9 July 2008

There is no Oil to reduce prices

Because output at existing wells declines faster than new discoveries.


Output plummets at huge Mexican oilfield

By Adam Thomson in Mexico City

Published: July 8 2008 00:35 | Last updated: July 8 2008 00:35

Production at Mexico’s Cantarell oil complex, one of the world’s largest, has plummeted by a third in the past year, an indication the country could lose self-sufficiency in oil in the medium term.

Average daily production dropped to slightly more than 1m barrels a day in May compared with more than 1.6m b/d in the same month last year, according to the energy ministry.

Mexico’s total oil production fell about 10 per cent in the past 12 months to 2.79m b/d in May. That was only marginally above April’s output, which was the lowest in a decade.

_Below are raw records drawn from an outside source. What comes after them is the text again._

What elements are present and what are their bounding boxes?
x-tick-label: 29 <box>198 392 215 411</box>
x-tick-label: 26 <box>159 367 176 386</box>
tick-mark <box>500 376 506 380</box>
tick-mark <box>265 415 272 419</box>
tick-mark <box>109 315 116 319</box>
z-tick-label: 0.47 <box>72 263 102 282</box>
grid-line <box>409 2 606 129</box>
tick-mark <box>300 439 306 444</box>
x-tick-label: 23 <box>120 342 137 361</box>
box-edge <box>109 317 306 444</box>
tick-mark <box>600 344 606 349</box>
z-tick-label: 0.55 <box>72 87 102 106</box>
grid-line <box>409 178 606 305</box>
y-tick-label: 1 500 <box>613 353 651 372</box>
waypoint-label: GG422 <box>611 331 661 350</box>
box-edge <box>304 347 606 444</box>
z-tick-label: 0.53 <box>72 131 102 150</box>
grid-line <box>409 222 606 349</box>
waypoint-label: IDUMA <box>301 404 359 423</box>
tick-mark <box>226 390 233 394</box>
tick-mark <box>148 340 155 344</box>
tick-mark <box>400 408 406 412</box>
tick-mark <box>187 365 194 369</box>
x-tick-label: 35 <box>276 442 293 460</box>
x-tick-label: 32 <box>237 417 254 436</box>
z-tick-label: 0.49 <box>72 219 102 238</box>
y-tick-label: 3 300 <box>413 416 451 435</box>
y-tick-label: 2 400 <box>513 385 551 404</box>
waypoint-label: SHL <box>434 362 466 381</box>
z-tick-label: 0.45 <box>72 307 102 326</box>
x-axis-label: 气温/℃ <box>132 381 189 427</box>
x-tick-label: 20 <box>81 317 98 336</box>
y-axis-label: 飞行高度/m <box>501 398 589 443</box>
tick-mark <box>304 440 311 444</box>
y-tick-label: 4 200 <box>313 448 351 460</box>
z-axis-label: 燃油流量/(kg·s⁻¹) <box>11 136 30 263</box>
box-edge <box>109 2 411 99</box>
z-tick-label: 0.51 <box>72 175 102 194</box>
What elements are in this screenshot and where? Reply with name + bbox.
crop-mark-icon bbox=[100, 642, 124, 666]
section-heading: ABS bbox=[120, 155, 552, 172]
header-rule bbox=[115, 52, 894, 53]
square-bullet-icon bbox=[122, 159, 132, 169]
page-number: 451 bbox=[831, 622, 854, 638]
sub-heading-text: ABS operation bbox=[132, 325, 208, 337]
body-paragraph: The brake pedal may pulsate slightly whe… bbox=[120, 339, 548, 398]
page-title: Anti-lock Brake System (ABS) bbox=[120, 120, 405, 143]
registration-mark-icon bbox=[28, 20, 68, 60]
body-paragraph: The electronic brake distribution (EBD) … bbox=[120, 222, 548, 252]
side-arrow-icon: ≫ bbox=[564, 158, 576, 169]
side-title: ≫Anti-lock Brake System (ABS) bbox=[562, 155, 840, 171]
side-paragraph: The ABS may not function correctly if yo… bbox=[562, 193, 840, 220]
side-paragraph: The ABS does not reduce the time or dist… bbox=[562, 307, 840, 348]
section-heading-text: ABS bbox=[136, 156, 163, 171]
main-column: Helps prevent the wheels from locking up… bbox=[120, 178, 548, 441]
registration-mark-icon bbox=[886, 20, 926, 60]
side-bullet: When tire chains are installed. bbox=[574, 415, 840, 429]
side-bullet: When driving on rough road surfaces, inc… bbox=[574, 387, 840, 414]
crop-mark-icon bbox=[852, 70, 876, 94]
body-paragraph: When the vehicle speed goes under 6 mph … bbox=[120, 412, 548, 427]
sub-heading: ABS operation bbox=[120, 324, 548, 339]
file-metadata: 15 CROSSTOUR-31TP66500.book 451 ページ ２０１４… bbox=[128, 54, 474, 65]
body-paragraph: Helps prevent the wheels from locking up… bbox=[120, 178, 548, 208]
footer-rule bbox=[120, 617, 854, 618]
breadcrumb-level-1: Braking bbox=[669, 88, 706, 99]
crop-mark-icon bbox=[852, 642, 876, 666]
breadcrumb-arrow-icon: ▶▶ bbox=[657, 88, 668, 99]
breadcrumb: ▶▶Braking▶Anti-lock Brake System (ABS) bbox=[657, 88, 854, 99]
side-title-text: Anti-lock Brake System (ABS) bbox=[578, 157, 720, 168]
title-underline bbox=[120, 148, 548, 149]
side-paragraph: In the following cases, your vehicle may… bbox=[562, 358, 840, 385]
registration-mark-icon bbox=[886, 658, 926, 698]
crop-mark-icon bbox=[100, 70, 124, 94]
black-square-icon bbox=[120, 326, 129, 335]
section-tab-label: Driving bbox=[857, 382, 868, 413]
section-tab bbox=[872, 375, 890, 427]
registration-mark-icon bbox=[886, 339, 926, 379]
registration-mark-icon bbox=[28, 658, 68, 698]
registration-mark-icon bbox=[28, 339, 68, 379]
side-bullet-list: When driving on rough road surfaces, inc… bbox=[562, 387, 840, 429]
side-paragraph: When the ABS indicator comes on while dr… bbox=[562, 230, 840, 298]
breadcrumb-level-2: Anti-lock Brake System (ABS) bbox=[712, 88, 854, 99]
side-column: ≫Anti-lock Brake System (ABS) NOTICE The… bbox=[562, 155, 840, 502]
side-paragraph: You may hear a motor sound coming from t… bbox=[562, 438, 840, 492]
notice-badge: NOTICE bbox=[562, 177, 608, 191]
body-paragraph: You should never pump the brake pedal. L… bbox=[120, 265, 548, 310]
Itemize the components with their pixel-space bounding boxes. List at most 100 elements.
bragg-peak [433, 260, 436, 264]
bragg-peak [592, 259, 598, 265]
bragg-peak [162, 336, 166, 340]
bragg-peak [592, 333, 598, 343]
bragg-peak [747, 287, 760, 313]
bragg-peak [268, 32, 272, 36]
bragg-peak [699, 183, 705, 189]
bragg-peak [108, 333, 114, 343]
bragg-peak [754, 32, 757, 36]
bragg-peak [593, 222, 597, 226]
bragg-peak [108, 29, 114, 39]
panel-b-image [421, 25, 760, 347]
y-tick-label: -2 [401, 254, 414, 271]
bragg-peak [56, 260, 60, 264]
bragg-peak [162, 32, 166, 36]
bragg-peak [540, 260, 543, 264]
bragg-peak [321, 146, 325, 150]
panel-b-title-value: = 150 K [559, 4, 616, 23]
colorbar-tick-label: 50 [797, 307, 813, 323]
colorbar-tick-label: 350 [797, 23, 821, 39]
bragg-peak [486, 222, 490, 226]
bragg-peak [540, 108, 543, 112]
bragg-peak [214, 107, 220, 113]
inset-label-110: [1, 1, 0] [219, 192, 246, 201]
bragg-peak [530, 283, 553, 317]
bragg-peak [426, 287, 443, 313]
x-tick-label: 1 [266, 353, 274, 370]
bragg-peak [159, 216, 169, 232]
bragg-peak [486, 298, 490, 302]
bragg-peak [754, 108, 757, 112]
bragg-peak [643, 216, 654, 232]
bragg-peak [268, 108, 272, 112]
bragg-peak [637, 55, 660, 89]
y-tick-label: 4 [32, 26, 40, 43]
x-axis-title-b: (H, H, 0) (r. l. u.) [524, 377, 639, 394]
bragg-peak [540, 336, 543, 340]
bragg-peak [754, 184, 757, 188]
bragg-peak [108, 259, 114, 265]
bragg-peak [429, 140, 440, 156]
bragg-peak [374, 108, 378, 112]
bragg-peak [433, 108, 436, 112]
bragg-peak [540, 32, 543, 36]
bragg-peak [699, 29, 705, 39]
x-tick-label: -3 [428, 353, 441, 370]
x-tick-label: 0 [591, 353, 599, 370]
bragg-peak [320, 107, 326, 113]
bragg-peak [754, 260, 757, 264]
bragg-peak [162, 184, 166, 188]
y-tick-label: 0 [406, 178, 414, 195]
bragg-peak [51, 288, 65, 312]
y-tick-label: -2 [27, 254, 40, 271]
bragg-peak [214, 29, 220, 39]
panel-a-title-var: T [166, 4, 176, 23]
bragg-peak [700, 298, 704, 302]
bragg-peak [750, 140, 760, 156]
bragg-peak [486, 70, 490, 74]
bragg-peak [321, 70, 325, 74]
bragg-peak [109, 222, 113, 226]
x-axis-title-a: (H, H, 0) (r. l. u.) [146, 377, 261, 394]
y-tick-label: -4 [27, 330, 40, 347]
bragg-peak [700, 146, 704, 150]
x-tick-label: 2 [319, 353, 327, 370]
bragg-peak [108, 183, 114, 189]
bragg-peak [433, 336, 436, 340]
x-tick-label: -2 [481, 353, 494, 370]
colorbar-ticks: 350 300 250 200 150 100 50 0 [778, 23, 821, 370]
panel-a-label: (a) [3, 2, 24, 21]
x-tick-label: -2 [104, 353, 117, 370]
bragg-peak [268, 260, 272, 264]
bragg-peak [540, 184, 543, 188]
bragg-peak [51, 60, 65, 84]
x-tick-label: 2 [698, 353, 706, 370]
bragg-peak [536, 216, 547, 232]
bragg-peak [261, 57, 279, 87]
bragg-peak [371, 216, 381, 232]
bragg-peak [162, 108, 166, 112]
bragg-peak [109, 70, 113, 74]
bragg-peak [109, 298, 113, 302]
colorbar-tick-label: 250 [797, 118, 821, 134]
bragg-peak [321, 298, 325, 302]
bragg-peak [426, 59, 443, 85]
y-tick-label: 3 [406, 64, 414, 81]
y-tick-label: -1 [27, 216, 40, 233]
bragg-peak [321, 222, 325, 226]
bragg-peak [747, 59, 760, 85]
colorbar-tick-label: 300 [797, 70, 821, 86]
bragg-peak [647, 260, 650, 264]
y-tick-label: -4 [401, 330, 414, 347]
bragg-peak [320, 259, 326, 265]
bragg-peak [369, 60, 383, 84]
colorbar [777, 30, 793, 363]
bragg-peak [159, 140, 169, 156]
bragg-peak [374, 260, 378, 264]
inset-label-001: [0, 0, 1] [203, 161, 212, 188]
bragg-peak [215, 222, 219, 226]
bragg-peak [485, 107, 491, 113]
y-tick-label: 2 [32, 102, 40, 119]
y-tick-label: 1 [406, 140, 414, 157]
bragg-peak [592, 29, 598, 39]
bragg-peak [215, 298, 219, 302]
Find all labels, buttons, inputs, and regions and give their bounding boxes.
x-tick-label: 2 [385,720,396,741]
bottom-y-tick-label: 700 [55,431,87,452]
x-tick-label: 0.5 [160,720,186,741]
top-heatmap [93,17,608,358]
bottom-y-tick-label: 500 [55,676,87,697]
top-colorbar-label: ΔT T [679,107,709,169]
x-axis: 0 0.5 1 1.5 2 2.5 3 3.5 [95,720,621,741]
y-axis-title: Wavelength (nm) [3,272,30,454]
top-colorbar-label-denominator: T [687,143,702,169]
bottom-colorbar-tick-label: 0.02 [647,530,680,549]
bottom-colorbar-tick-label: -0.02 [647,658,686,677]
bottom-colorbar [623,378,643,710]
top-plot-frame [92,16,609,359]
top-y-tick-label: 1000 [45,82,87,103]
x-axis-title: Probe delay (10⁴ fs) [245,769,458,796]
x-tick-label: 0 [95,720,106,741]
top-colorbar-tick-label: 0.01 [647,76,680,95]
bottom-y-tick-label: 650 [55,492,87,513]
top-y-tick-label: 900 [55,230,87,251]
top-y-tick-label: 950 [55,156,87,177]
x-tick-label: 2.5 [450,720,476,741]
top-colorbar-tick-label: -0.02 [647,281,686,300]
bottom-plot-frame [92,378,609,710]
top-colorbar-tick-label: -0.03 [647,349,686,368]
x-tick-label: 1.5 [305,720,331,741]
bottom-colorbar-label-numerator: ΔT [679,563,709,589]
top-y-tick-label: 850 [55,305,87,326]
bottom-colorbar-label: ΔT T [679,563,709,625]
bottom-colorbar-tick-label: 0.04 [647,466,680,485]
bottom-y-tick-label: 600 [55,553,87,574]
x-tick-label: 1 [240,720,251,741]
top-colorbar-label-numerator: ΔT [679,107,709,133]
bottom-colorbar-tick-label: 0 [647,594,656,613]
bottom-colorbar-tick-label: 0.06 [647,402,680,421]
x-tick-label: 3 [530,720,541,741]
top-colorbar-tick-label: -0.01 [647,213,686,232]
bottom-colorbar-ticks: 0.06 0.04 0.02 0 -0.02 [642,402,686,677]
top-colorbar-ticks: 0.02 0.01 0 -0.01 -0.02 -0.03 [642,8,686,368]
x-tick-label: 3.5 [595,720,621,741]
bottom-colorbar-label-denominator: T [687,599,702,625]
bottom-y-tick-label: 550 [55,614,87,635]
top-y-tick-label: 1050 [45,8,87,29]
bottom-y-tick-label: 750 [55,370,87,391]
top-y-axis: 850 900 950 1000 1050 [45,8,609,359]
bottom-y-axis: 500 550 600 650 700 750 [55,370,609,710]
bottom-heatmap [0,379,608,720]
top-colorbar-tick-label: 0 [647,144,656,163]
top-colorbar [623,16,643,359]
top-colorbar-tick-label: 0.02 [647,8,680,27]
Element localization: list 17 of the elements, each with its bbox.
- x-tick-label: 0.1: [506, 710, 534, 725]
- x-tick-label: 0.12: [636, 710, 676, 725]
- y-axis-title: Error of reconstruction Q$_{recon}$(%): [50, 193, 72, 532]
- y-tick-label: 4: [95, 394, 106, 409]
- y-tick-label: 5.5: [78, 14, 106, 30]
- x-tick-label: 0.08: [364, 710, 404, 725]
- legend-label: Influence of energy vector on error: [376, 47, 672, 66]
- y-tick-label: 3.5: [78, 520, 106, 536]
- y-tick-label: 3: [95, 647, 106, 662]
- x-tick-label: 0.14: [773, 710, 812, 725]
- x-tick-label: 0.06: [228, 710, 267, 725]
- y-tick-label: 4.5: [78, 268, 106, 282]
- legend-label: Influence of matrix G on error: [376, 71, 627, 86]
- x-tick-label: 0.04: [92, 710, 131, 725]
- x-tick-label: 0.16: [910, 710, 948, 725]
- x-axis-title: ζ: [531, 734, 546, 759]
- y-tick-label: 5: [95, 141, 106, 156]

“This is not a good sign,” said George Baker, head of energia.com, a Houston-based consultancy. “But it does at least strengthen the government’s position that there is an approaching crisis in oil production.”

The centre-right administration of President Felipe Calderón has for months been trying to use the deteriorating oil production figures to persuade Congress that something must be done quickly.

In April it presented legislators with a proposal for more flexibility in the service contracts that Pemex, the state oil company, signs with third parties. Currently, the contracts are narrow in scope and inflexible because Mexico’s constitution prohibits private investment in oil.

There is little optimism that the proposal will survive a slow-moving, entangled legislative debate amid strong resistance from both the main opposition parties.

Many opposition leaders argue the problems stem mainly from the government’s rising dependence on oil income, which has starved Pemex of cash it could use for exploration.

But the government maintains the vast bulk of the country’s reserves lie in deep waters and require technology and knowhow to develop that Pemex does not possess.